La scelta di soffocare sul nascere l’ingordigia del denaro, che è la radice di ogni corruzione, costituisce una modalità che comincia a connotare la vita ecclesiale delle nostre comunità. Affidiamo alla Sua sollecitudine questo cammino di conversione, per imparare a condividere con audacia i bisogni dei poveri. Il Suo monito sulla povertà della Chiesa, a partire da quell’espressione profetica: «Come vorrei una Chiesa povera per i poveri», è diventato per noi una scelta di vita, un cammino di santità accanto al beato Pino Puglisi, di cui ricordiamo il martirio, e ai nostri testimoni di fede: Sant’Elia di Enna, monaco italo-greco, il beato Girolamo De Angelis, martire gesuita morto in Giappone, il servo di Dio Mario Sturzo, il piazzese Prospero Intorcetta, missionario gesuita in Cina, e tanti presbiteri, consacrati e fedeli laici che hanno saputo fare della povertà un ambito di evangelizzazione, rendendo questo territorio particolarmente sensibile alla solidarietà e alla pace.
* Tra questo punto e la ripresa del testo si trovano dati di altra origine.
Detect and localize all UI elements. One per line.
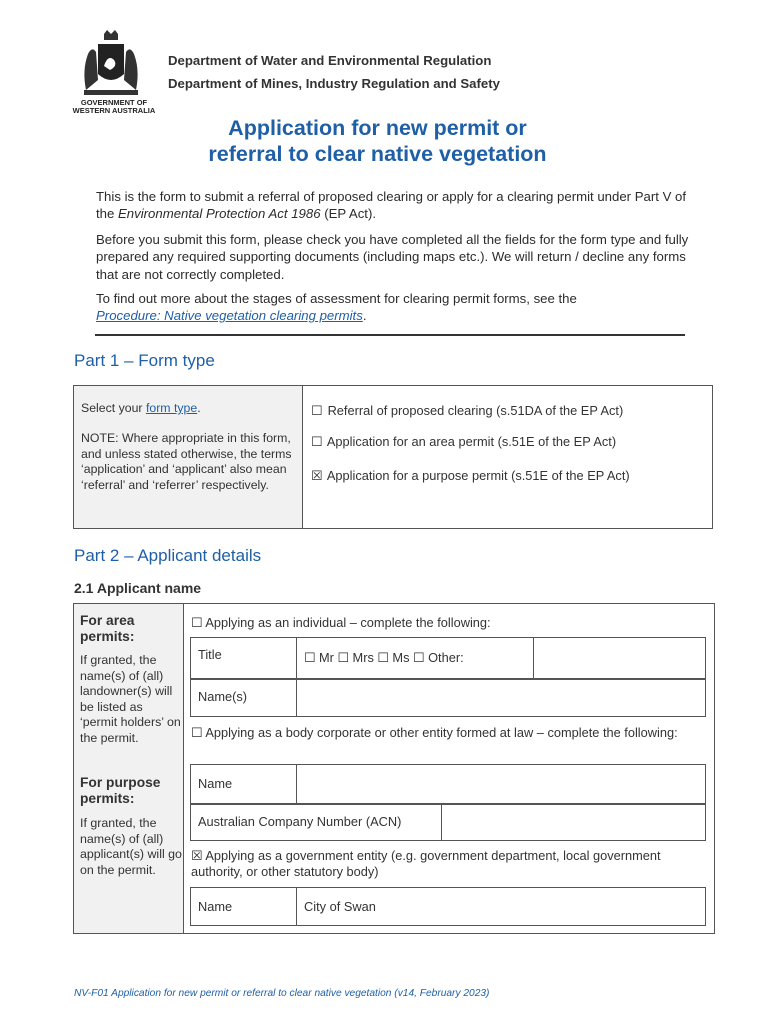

Nell’Esortazione apostolica, Gaudete et exsultate al n. 70 ci ha ricordato che la santità consiste nell’essere poveri nel cuore. È così che, oggi, ci incontra: il nostro cuore è docile ad ogni Sua parola, con quell’atteggiamento filiale che lo riconosce pastore che, sul solco di Pietro, ci conferma nella fede, e lo accoglie padre nell’evocazione della paternità di Dio, il quale «ci ha rigenerati, mediante la risurrezione di Gesù Cristo dai morti, per una speranza viva, per un’eredità che non si corrompe, non si macchia e non marcisce» (1Pt 1,3-4).